Zie Berichtroutering en -correlatie in https://docs.microsoft.com/azure/service-bus-messaging/service-bus-messages-payloads?#message-routing-and-correlation.
Retourtype
scheduled_enqueue_time_utc
De geplande utc-tijd in de wachtrij plaatsen voor het bericht.
Deze eigenschap kan worden gebruikt voor het plannen van het verzenden van een bericht via de methode ServiceBusSender.send . Als het annuleren van geplande berichten is vereist, moet u de methode ServiceBusSender.schedule gebruiken, waarmee volgnummers worden geretourneerd die kunnen worden gebruikt voor toekomstige annuleringen. scheduled_enqueue_time_utc is Geen als dit niet is ingesteld.
Retourtype
session_id
De sessie-id van het bericht voor een sessievolle entiteit.
Voor sessievolle entiteiten geeft deze toepassingsgedefinieerde waarde de sessierelatie van het bericht op. Berichten met dezelfde sessie-id zijn onderhevig aan samenvattingsvergrendeling en maken exacte verwerking en demultiplexing mogelijk. Voor niet-sessievolle entiteiten wordt deze waarde genegeerd.

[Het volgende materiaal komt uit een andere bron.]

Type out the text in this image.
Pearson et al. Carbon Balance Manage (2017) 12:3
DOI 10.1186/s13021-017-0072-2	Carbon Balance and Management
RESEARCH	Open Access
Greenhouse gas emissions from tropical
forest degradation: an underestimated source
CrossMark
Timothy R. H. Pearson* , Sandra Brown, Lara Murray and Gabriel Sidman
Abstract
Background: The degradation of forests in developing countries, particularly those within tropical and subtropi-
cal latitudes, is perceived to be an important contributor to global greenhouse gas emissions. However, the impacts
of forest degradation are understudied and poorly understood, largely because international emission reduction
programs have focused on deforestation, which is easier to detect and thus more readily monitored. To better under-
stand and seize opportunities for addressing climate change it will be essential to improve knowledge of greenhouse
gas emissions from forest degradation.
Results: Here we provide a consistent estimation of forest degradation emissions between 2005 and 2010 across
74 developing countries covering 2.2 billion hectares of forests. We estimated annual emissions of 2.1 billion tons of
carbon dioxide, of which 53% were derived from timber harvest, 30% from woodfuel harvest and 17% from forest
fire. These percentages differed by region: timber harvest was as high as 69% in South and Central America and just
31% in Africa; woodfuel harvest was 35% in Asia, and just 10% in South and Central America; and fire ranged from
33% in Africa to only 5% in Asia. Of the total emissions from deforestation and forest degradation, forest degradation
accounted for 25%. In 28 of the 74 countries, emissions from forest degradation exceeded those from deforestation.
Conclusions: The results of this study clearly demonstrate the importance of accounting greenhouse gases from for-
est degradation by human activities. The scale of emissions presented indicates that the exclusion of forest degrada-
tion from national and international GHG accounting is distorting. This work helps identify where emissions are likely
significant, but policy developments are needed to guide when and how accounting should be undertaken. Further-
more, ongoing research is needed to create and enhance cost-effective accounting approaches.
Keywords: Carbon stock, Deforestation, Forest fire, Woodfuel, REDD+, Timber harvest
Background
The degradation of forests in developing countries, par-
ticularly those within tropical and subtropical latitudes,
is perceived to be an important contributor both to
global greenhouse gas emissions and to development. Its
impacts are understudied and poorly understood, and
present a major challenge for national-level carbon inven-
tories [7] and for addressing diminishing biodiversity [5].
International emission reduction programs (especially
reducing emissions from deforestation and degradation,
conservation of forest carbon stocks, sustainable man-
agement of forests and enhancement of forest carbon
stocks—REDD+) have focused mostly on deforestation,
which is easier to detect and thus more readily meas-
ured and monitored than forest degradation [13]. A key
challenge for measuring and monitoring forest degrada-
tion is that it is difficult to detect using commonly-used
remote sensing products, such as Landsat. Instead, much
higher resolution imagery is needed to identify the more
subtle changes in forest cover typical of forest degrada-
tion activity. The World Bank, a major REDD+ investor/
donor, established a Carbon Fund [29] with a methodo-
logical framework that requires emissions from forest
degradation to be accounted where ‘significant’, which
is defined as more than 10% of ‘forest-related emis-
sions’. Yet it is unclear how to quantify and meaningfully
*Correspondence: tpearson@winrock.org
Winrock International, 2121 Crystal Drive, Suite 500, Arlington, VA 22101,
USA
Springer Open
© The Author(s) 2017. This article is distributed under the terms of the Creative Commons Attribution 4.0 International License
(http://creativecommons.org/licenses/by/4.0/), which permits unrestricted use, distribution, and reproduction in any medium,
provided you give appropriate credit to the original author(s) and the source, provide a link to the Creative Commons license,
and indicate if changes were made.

Zie Berichtsessies in https://docs.microsoft.com/azure/service-bus-messaging/message-sessions.
Retourtype
subject
Het toepassingsspecifieke onderwerp, ook wel een label genoemd.
Met deze eigenschap kan de toepassing het doel van het bericht op een gestandaardiseerde manier aan de ontvanger aangeven, vergelijkbaar met de onderwerpregel van een e-mail.
Retourtype
time_to_live
De levensduur van een bericht.
Deze waarde is de relatieve duur waarna het bericht verloopt, beginnend vanaf het moment dat het bericht is geaccepteerd en opgeslagen door de broker, zoals vastgelegd in enqueued_time_utc. Wanneer deze niet expliciet is ingesteld, is de veronderstelde waarde de DefaultTimeToLive voor de respectieve wachtrij of het betreffende onderwerp. Een time-to-live-waarde op berichtniveau mag niet langer zijn dan de time-to-live-instelling van de entiteit en wordt op de achtergrond aangepast als dat het geval is.
Zie Vervaldatum in https://docs.microsoft.com/azure/service-bus-messaging/message-expiration
Retourtype
to
De aan adres .
Deze eigenschap is gereserveerd voor toekomstig gebruik in routeringsscenario's en wordt momenteel genegeerd door de broker zelf. Toepassingen kunnen deze waarde gebruiken in regelgestuurde scenario's voor het automatisch doorsturen van ketens om de beoogde logische bestemming van het bericht aan te geven.